Thankfully HFMD is not a serious illness; it very rarely causes complications. Ebola, enterovirus D68 and even the seasonal influenza are of much greater severity.
Since Ebola cases were identified in Dallas, Texas, at the end of last month, an Ebola hysteria has been circulating the nation.
“There is a lot of misinformation out there so it is important to get accurate health information,” supervising San Joaquin County (SJC) Public Health Nurse Joan Collins of the Disease Control and Prevention program said.

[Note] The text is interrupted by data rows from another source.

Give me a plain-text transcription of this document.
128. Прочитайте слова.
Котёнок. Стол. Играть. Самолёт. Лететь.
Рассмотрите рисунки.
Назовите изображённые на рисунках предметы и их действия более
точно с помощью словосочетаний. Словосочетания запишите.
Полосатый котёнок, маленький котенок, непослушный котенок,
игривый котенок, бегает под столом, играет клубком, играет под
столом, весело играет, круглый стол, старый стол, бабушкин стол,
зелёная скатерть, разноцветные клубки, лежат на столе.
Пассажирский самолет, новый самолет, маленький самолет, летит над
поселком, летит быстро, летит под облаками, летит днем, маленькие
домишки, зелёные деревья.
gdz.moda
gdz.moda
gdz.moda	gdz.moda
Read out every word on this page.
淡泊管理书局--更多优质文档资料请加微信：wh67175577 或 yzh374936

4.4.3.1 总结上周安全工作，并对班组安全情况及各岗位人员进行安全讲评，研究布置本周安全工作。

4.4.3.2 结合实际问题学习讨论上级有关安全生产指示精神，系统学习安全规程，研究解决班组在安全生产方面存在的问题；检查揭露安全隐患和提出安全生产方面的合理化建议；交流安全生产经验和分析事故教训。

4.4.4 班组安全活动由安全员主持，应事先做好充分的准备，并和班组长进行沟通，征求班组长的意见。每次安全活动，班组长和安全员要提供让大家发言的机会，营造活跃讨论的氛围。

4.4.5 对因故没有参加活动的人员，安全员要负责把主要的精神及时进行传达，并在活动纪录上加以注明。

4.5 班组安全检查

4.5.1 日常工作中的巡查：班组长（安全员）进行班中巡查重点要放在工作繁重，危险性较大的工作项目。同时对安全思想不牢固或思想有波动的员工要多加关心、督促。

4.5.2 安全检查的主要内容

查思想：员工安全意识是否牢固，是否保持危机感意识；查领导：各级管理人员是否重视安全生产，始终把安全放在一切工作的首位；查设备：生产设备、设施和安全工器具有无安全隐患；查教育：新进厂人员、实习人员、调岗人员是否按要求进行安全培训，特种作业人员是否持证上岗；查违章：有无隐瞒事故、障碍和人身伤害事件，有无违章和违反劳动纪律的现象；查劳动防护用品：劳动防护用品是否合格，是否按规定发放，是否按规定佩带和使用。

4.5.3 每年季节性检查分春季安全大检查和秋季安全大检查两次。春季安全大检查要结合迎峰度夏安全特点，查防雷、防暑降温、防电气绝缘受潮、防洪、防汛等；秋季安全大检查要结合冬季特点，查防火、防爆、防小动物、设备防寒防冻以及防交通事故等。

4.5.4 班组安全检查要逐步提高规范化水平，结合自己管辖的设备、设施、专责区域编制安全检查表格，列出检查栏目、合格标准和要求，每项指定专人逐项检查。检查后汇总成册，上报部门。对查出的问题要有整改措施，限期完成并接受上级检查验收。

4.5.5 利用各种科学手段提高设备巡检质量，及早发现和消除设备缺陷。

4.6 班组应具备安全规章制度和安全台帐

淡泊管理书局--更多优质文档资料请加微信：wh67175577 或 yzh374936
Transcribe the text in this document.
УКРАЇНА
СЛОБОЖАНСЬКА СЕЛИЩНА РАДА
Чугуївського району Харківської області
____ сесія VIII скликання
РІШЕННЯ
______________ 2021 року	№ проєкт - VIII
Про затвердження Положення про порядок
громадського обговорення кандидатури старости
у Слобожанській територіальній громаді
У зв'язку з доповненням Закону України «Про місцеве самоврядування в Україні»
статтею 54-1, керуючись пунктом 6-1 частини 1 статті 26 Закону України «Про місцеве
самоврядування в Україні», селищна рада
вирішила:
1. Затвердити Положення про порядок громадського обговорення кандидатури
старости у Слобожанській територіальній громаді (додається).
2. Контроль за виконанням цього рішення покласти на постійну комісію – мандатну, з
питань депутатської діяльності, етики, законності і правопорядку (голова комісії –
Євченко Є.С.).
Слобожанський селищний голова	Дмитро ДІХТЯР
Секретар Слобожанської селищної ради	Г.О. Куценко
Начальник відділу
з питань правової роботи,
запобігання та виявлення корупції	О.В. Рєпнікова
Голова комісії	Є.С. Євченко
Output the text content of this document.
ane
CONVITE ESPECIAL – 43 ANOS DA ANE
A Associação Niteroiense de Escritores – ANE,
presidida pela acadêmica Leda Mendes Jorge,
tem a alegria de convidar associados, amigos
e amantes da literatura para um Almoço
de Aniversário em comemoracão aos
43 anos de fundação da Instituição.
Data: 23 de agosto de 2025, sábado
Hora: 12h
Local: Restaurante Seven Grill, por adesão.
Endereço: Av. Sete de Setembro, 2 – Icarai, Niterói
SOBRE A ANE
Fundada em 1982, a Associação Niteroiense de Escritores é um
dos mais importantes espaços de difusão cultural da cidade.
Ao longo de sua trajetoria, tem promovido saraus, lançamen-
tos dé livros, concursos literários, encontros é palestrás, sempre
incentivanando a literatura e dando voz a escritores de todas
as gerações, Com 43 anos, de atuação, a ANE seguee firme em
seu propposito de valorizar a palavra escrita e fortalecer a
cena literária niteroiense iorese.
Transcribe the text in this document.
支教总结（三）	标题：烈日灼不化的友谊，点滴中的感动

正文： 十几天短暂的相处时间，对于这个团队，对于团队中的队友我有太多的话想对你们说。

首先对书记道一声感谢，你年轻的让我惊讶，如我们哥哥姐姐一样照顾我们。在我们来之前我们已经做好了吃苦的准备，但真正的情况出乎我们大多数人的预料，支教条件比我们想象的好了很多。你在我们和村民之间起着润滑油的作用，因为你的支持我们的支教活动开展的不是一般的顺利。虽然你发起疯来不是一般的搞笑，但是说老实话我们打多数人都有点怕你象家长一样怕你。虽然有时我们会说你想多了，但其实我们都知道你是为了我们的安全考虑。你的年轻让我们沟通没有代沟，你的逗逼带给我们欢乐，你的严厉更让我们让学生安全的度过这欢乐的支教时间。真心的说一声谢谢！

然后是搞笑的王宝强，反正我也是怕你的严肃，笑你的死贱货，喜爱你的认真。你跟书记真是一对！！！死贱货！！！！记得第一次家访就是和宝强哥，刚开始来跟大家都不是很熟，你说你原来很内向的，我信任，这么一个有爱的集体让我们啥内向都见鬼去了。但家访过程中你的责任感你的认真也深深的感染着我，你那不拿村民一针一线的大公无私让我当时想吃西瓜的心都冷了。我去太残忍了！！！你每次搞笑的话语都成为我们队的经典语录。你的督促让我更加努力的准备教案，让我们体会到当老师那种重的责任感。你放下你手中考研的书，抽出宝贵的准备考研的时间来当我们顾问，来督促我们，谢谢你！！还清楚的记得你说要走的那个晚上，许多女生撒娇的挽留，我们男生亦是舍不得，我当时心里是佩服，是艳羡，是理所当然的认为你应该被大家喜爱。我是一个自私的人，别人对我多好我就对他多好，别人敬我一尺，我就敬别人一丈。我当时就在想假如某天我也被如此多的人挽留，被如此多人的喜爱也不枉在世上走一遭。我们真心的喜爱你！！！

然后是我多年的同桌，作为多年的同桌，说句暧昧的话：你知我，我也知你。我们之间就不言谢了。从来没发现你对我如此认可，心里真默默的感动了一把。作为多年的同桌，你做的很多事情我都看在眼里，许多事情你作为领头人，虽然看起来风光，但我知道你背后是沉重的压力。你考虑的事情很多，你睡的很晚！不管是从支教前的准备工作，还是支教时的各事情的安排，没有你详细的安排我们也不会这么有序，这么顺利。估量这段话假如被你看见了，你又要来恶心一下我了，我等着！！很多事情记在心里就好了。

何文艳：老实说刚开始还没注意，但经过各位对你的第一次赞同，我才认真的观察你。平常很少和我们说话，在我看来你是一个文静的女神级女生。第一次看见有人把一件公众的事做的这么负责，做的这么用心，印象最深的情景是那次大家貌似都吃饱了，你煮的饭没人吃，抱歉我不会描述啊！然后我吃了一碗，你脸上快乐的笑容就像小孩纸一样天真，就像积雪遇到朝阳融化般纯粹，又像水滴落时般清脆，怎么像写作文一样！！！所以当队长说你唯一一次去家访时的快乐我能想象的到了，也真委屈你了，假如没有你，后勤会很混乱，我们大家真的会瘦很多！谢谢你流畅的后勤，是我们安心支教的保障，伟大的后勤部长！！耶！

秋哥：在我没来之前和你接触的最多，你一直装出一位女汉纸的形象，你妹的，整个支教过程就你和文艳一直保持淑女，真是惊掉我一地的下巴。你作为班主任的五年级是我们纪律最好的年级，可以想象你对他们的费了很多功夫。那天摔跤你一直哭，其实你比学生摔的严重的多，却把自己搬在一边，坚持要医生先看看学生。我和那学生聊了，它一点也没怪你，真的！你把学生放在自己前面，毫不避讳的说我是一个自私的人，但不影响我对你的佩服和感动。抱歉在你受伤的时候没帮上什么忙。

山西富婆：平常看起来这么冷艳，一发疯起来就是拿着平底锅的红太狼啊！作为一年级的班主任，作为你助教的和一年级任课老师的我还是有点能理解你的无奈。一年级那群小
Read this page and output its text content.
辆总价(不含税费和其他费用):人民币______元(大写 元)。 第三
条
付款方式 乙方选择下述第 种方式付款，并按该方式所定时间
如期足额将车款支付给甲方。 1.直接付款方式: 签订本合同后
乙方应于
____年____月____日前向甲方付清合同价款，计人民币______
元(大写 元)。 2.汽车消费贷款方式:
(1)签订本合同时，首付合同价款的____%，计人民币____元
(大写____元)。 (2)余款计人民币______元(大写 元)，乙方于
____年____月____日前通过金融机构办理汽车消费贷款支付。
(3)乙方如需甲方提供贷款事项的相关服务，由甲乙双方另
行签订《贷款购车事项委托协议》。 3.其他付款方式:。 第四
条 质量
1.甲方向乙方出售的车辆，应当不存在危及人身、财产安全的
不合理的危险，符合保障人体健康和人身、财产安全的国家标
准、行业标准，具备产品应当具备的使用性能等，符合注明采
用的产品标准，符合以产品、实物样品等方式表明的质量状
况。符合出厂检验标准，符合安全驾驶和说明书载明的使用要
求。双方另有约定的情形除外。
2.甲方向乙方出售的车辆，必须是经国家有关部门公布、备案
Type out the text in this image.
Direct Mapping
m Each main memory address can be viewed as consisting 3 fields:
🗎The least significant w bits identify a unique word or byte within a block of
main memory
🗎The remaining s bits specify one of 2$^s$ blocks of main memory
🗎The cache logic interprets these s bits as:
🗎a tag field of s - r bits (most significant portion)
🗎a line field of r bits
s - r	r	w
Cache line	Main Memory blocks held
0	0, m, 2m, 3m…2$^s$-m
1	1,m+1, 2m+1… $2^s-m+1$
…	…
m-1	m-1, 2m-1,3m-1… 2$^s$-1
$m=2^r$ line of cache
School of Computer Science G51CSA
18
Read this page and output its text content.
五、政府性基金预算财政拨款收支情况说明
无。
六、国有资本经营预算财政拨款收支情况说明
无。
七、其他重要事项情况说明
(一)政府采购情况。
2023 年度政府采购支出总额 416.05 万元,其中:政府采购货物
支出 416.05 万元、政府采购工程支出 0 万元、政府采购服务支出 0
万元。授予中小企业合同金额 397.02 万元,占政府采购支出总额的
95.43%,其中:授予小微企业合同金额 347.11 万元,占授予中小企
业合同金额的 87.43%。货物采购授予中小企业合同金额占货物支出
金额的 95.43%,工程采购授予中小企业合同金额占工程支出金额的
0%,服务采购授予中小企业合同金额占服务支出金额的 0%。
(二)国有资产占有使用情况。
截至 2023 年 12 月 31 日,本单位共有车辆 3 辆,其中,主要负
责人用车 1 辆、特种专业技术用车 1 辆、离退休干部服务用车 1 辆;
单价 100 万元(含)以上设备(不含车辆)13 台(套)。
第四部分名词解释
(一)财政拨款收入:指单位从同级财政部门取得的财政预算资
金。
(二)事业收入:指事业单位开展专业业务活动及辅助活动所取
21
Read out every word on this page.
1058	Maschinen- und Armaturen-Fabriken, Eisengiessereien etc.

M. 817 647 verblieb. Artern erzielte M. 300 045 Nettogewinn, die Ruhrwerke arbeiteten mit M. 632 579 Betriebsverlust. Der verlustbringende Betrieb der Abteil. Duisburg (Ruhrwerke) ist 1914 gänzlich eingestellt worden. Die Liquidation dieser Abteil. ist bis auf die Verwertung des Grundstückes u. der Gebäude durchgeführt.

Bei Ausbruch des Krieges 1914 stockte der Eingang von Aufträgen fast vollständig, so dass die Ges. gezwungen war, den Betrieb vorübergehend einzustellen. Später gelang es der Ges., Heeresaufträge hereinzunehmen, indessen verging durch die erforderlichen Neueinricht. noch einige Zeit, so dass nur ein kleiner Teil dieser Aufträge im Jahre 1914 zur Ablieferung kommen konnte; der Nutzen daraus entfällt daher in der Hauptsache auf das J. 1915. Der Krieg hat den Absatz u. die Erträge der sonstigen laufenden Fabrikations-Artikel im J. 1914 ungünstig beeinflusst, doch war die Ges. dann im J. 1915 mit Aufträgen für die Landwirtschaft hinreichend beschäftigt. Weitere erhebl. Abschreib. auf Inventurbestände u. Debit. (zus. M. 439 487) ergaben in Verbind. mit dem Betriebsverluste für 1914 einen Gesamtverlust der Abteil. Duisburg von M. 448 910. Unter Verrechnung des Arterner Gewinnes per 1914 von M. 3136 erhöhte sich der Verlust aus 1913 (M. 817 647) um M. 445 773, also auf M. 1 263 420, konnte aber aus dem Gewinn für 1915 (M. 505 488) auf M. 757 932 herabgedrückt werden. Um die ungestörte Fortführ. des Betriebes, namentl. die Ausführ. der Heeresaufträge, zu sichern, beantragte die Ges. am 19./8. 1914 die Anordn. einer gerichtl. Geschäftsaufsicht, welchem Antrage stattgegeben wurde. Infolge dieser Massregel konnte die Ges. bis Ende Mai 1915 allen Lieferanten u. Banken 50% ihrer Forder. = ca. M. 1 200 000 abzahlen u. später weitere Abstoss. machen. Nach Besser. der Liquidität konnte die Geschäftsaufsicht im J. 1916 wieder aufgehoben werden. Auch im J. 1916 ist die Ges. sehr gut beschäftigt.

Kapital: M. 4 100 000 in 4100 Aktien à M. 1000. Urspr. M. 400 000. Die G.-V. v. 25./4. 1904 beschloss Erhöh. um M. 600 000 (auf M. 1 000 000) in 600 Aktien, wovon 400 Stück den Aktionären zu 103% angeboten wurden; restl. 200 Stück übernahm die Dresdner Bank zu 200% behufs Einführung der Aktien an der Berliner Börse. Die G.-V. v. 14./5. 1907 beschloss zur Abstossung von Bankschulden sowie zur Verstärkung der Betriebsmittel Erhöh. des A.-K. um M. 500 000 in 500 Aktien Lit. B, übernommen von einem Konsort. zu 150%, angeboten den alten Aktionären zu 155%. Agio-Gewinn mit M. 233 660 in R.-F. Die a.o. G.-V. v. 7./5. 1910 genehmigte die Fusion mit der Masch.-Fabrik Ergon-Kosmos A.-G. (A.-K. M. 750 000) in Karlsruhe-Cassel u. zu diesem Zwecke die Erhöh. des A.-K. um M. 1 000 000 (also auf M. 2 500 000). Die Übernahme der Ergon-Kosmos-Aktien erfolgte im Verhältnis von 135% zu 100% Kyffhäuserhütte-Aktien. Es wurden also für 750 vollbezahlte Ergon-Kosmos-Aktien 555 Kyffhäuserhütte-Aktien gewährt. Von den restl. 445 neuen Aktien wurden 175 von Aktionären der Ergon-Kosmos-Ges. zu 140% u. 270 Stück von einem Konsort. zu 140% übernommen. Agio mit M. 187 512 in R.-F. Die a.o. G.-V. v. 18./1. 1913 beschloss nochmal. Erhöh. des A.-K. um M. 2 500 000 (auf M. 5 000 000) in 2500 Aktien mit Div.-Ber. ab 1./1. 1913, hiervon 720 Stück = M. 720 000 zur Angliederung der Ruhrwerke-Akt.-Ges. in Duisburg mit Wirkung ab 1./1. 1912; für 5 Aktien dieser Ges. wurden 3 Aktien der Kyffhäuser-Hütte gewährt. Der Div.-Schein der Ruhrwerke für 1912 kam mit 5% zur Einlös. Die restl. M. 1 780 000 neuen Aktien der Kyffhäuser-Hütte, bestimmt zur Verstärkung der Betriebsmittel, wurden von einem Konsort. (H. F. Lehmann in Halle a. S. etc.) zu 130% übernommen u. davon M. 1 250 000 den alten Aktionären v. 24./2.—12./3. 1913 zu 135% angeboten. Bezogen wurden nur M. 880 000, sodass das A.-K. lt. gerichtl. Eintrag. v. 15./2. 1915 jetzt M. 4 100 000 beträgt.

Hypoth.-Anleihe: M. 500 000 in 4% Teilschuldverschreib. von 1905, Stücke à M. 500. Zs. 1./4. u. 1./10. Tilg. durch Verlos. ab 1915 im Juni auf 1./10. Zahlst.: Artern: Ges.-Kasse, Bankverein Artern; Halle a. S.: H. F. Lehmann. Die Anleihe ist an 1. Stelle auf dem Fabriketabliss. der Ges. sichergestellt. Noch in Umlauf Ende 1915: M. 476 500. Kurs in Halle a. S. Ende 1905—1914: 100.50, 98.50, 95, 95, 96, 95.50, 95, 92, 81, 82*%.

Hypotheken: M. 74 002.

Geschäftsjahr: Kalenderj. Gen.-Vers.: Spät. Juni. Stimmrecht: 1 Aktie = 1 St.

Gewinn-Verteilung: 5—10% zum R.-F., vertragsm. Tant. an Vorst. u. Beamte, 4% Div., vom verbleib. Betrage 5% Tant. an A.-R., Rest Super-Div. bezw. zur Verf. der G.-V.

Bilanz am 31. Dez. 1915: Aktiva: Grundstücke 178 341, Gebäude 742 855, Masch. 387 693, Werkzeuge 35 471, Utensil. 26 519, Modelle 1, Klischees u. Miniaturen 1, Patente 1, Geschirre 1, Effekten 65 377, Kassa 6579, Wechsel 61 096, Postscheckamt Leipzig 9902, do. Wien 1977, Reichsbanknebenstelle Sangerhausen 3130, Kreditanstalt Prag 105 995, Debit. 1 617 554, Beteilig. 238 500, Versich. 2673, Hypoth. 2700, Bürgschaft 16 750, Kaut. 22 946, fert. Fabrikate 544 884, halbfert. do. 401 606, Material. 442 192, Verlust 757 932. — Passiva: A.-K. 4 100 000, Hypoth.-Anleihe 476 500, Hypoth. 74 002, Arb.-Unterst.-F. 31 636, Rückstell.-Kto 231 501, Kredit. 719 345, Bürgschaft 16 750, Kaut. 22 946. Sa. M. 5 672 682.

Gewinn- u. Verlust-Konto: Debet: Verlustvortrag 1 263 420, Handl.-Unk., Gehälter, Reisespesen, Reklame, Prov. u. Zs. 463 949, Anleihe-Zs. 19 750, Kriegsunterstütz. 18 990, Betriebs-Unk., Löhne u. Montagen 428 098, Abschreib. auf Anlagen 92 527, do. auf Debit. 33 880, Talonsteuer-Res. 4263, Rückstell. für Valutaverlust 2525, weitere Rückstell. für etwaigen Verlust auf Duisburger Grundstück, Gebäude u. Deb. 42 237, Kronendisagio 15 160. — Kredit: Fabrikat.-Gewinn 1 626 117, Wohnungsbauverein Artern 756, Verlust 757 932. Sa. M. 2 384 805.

The SJC Public Health is making an ongoing effort to keep the community aware of the correct information through health alerts, advisories and updates. On October 22, SJC Public Health released a statement of their preparedness system for Ebola; measures are being taken to ensure the county’s healthcare and public health systems are prepared for any health threat.
“It is an opportune time for all critical partners involved in such response to communicate regularly and coordinate so that we have a well-functioning system,” SJC Public Health Officer Alvaro Garza said.
The community also has to do its part. In addition to staying informed, practicing good hygiene goes a long way in preventing the contraction of any communicable illness or disease.
“We should all be practicing universal precautions and be diligent about washing our hands,” school nurse Lynn Vanotti said.